Montero’s currently slated to return to Chicago next season with a hefty salary – $14MM – to conclude the five-year, $60MM extension he signed with the Diamondbacks in 2012. The Cubs reportedly considered shopping Montero last offseason, which was before the two-time All-Star’s playing time markedly declined during arguably a career-worst year. Montero appeared in 86 games, his fewest since 2010, and batted a meager .216/.327/.357 in 284 plate appearances. Both rookie Willson Contreras and veteran David Ross took playing time from Montero during the regular season, and that has continued in the playoffs. Montero’s grand slam was his first hit of this year’s postseason, in which he has collected just five at-bats. He came to the plate Saturday as a pinch-hitter and is out of the Cubs’ lineup Sunday.
Going forward, Ross’ forthcoming retirement seems to bode well for Montero to remain with the Cubs in 2017. Ross’ departure will leave Montero as the Cubs’ only veteran backstop. The team also has Kyle Schwarber on track to come back from a knee injury that cost him almost all of this season. He conceivably could fall directly behind Contreras on the Cubs’ catcher depth chart next year, though there are questions about Schwarber’s defense. For his part, the 23-year-old slugger is “adamant” about factoring in heavily behind the plate, Mark Gonzales of the Chicago Tribune reported in September.
On dividing his time between catcher and the outfield, Schwarber told Gonzales, “I want to get back to that point where it’s 50-50 on each side now and not 60-40.”
Regardless of Schwarber’s goal, the fact that full tears to his ACL and LCL cost him a year to develop further as a catcher might help Montero’s chances of finishing his contract as a member the Cubs. Notably, president of baseball operations Theo Epstein praised Montero’s pitch-framing and game-calling skills after last season, attributing some of the pitching staff’s success to his defensive work. Montero has indeed been an excellent framer throughout his career, which Baseball Prospectus and StatCorner indicate has again been the case in 2016.

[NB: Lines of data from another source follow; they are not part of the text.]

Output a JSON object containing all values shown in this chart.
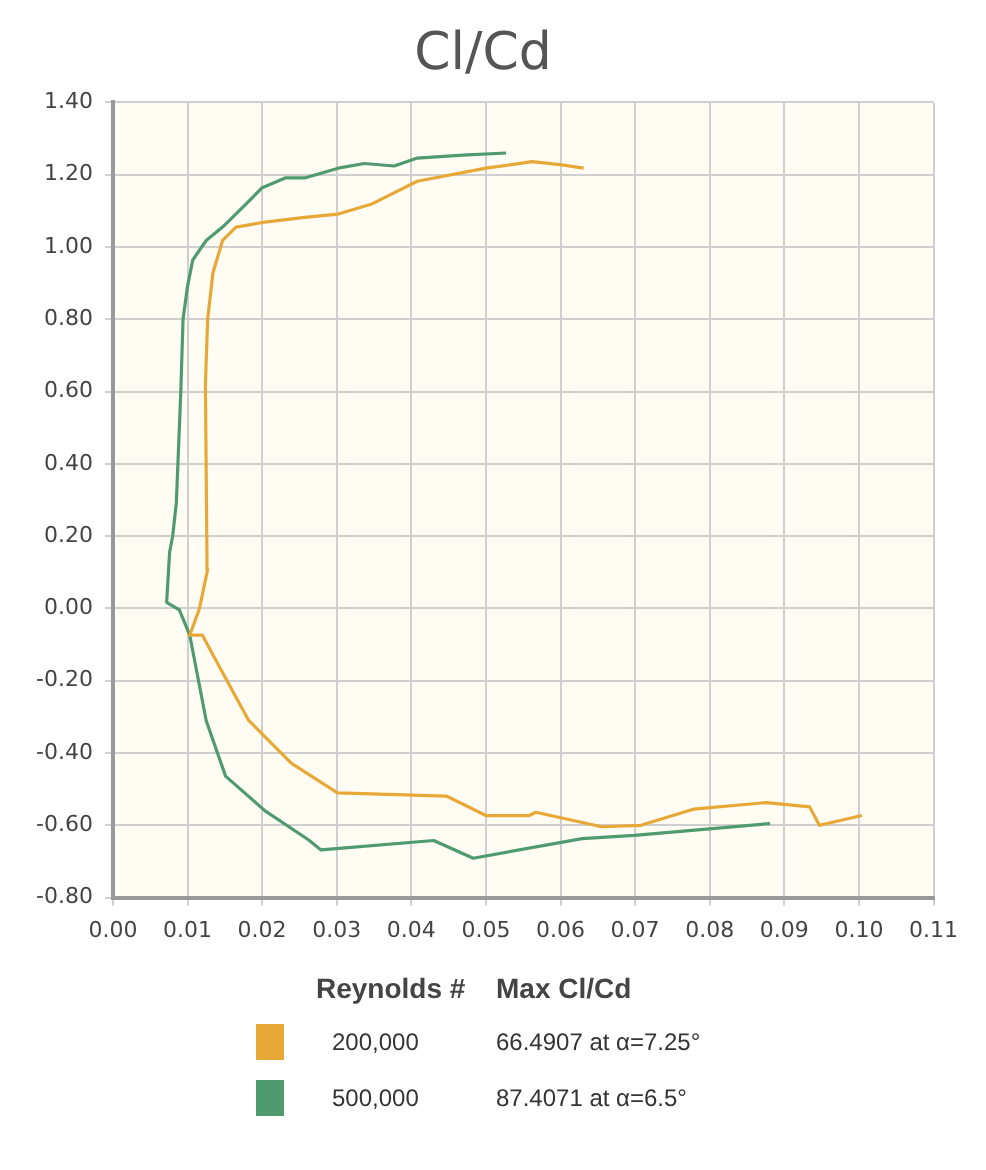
{
  "chart_data": {
    "type": "line",
    "title": "Cl/Cd",
    "marker": "none",
    "grid": true,
    "legend": "bottom",
    "legend_title": "Reynolds #",
    "annotations": [
      "Max Cl/Cd",
      "66.4907 at α=7.25°",
      "87.4071 at α=6.5°"
    ],
    "xlim": [
      0,
      0.11
    ],
    "xticks": [
      {
        "value": 0,
        "label": "0.00"
      },
      {
        "value": 0.01,
        "label": "0.01"
      },
      {
        "value": 0.02,
        "label": "0.02"
      },
      {
        "value": 0.03,
        "label": "0.03"
      },
      {
        "value": 0.04,
        "label": "0.04"
      },
      {
        "value": 0.05,
        "label": "0.05"
      },
      {
        "value": 0.06,
        "label": "0.06"
      },
      {
        "value": 0.07,
        "label": "0.07"
      },
      {
        "value": 0.08,
        "label": "0.08"
      },
      {
        "value": 0.09,
        "label": "0.09"
      },
      {
        "value": 0.1,
        "label": "0.10"
      },
      {
        "value": 0.11,
        "label": "0.11"
      }
    ],
    "ylim": [
      -0.8,
      1.4
    ],
    "yticks": [
      {
        "value": -0.8,
        "label": "-0.80"
      },
      {
        "value": -0.6,
        "label": "-0.60"
      },
      {
        "value": -0.4,
        "label": "-0.40"
      },
      {
        "value": -0.2,
        "label": "-0.20"
      },
      {
        "value": 0,
        "label": "0.00"
      },
      {
        "value": 0.2,
        "label": "0.20"
      },
      {
        "value": 0.4,
        "label": "0.40"
      },
      {
        "value": 0.6,
        "label": "0.60"
      },
      {
        "value": 0.8,
        "label": "0.80"
      },
      {
        "value": 1,
        "label": "1.00"
      },
      {
        "value": 1.2,
        "label": "1.20"
      },
      {
        "value": 1.4,
        "label": "1.40"
      }
    ],
    "series": [
      {
        "name": "200,000",
        "color": "#e8a838",
        "x": [
          0.1004,
          0.0947,
          0.0934,
          0.0876,
          0.0779,
          0.0708,
          0.0655,
          0.0567,
          0.0558,
          0.05,
          0.0447,
          0.0301,
          0.0239,
          0.0182,
          0.0134,
          0.012,
          0.0103,
          0.0116,
          0.0127,
          0.0126,
          0.0124,
          0.0127,
          0.0134,
          0.0147,
          0.0165,
          0.0204,
          0.0257,
          0.0302,
          0.0346,
          0.0408,
          0.05,
          0.0562,
          0.0602,
          0.0631
        ],
        "values": [
          -0.573,
          -0.6,
          -0.549,
          -0.537,
          -0.555,
          -0.6,
          -0.604,
          -0.564,
          -0.573,
          -0.573,
          -0.519,
          -0.51,
          -0.428,
          -0.31,
          -0.128,
          -0.074,
          -0.074,
          0,
          0.108,
          0.155,
          0.62,
          0.8,
          0.928,
          1.018,
          1.055,
          1.069,
          1.082,
          1.091,
          1.118,
          1.182,
          1.218,
          1.236,
          1.227,
          1.218
        ]
      },
      {
        "name": "500,000",
        "color": "#4f9a6e",
        "x": [
          0.0881,
          0.0699,
          0.0629,
          0.0483,
          0.043,
          0.0279,
          0.0262,
          0.0204,
          0.0151,
          0.0125,
          0.0103,
          0.0089,
          0.0072,
          0.0076,
          0.008,
          0.0085,
          0.0091,
          0.0094,
          0.01,
          0.0107,
          0.0125,
          0.0147,
          0.0178,
          0.02,
          0.0231,
          0.0257,
          0.0302,
          0.0337,
          0.0377,
          0.0408,
          0.0469,
          0.0527
        ],
        "values": [
          -0.595,
          -0.628,
          -0.637,
          -0.691,
          -0.642,
          -0.668,
          -0.64,
          -0.56,
          -0.464,
          -0.31,
          -0.074,
          -0.004,
          0.017,
          0.156,
          0.199,
          0.292,
          0.6,
          0.8,
          0.891,
          0.964,
          1.018,
          1.055,
          1.118,
          1.164,
          1.191,
          1.191,
          1.218,
          1.231,
          1.224,
          1.246,
          1.254,
          1.26
        ]
      }
    ]
  }
}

We’ll know what 2017 holds for Montero soon enough. In the meantime, he’ll spend the next couple weeks trying to help the Cubs win their first World Series since 1908.
“I probably had a bad year, but I might be the MVP of the World Series,” he told Magruder. “I’m being kind of sarcastic, but in reality you never know. Baseball is kind of crazy. Anything can happen, and then nobody is going to remember what I did in the regular season.”